An expert for pancreatic cancer management should be an experienced oncologist who (1) has sufficient knowledge in gastroenterology / should be a trained gastroenterologist, (2) is working in an oncological treatment center specialized for pancreatic cancer, in which (3) interdisciplinary pancreatic tumor board meetings are done in regular intervals.
Pancreatic cancer is a severe malignant disorder with an increasing incidence. It is characterised by early infiltration of lymph nodes and nearby structures like the biliary tract, the duodenum and the large vessels in the abdominal cavity. It also tends to spread early via the blood stream in other organs. At the time of initial diagnosis, the tumor is locally advanced and non-resectable in 30-40% of all patients, or it has already disseminated in other organs in 40-50%.
An interdisciplinary therapeutic management is of particular importance in this tumor. Only if oncologists, gastroenterologists, radiologists, radiooncologists and surgeons closely cooperate, an optimal treatment strategy can be realized.
An experienced oncologist will help to come to the diagnosis as soon as possible and will assist to assess the stage of disease on which the therapeutic strategy depends. In addition, the clinical oncologist will help to avert symptoms of the disease like pain, loss of appetite, weight loss, and newly diagnosed diabetes. In case of jaundice due to a biliary tract obstruction he will refer you promptly to a gastroenterologist for a biliary stent implantation.
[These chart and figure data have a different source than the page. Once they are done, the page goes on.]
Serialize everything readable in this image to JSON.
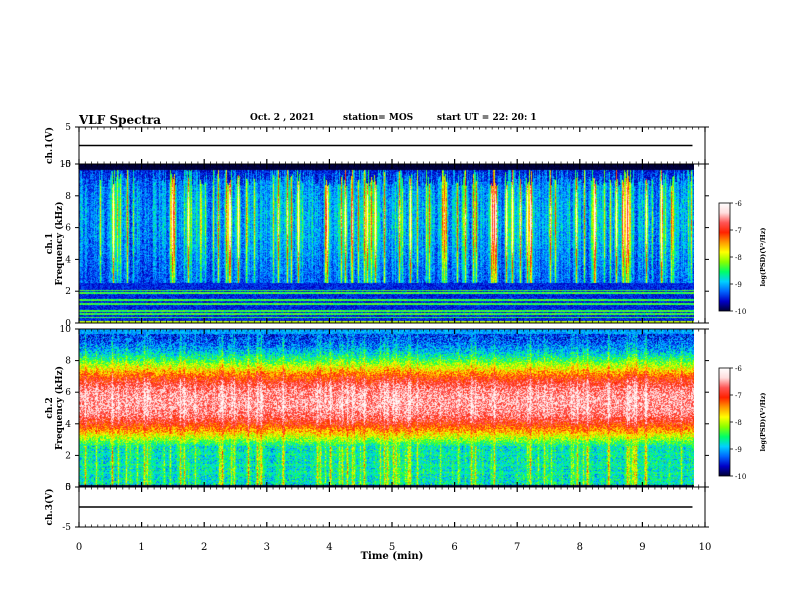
{
  "header": {
    "title": "VLF Spectra",
    "date": "Oct. 2 , 2021",
    "station": "station= MOS",
    "start": "start  UT =   22: 20: 1"
  },
  "colorscale": {
    "stops": [
      "#000033",
      "#0000c8",
      "#0066ff",
      "#00d0ff",
      "#00ff66",
      "#88ff00",
      "#ffff00",
      "#ff9900",
      "#ff2200",
      "#ff5555",
      "#ffdddd",
      "#ffffff"
    ],
    "label": "log(PSD)(V²/Hz)",
    "ticks": [
      -10,
      -9,
      -8,
      -7,
      -6
    ],
    "range": [
      -10,
      -6
    ]
  },
  "chart_data": [
    {
      "type": "line",
      "panel": "ch1-waveform",
      "ylabel": "ch.1(V)",
      "ylim": [
        -5,
        5
      ],
      "yticks": [
        -5,
        5
      ],
      "xlim": [
        0,
        10
      ],
      "series": [
        {
          "x": [
            0,
            9.8
          ],
          "y": [
            0.0,
            0.0
          ]
        }
      ]
    },
    {
      "type": "heatmap",
      "panel": "ch1-spectrogram",
      "ylabel": "ch.1\nFrequency (kHz)",
      "ylim": [
        0,
        10
      ],
      "yticks": [
        0,
        2,
        4,
        6,
        8,
        10
      ],
      "xlim": [
        0,
        10
      ],
      "data_extent_x": [
        0,
        9.82
      ],
      "background_log_psd": -9.8,
      "notes": "broadband vertical bursts from ~2 to 10 kHz across the record, horizontal narrowband lines below 2 kHz"
    },
    {
      "type": "heatmap",
      "panel": "ch2-spectrogram",
      "ylabel": "ch.2\nFrequency (kHz)",
      "ylim": [
        0,
        10
      ],
      "yticks": [
        0,
        2,
        4,
        6,
        8,
        10
      ],
      "xlim": [
        0,
        10
      ],
      "data_extent_x": [
        0,
        9.82
      ],
      "band_center_khz": 5.4,
      "band_peak_log_psd": -6.6,
      "notes": "strong emission band between ~3 and ~8 kHz"
    },
    {
      "type": "line",
      "panel": "ch3-waveform",
      "ylabel": "ch.3(V)",
      "xlabel": "Time (min)",
      "ylim": [
        -5,
        5
      ],
      "yticks": [
        -5,
        5
      ],
      "xlim": [
        0,
        10
      ],
      "xticks": [
        0,
        1,
        2,
        3,
        4,
        5,
        6,
        7,
        8,
        9,
        10
      ],
      "series": [
        {
          "x": [
            0,
            9.8
          ],
          "y": [
            0.0,
            0.0
          ]
        }
      ]
    }
  ]
}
Should the interdisciplinary tumor board rate your pancreatic cancer as operable, you will be introduced to an experienced pancreatic surgeon. This is of particular importance since the success rate of surgery and the frequency of perioperative complications closely correlate with the expertise of the surgeon.
Should the tumor be rated as non-resectable, the oncologist will coordinate a neoadjuvant (preoperative) chemotherapy which should result in tumor shrinkage and allow surgical resection at a later time point. To achieve this goal, in some patients it might also be necessary to perform a subsequent radiotherapy. This will also be coordinated by your oncologist.
If there are metastases in other organs at the time of initial diagnosis, a usually fairly good tolerated palliative chemotherapy with the aim to prolong survival and improve or maintain a good quality-of-life will be started. The oncologist will control the success of treatment clinically, by serial measurements of the tumor markers, and CT scans in regular intervals.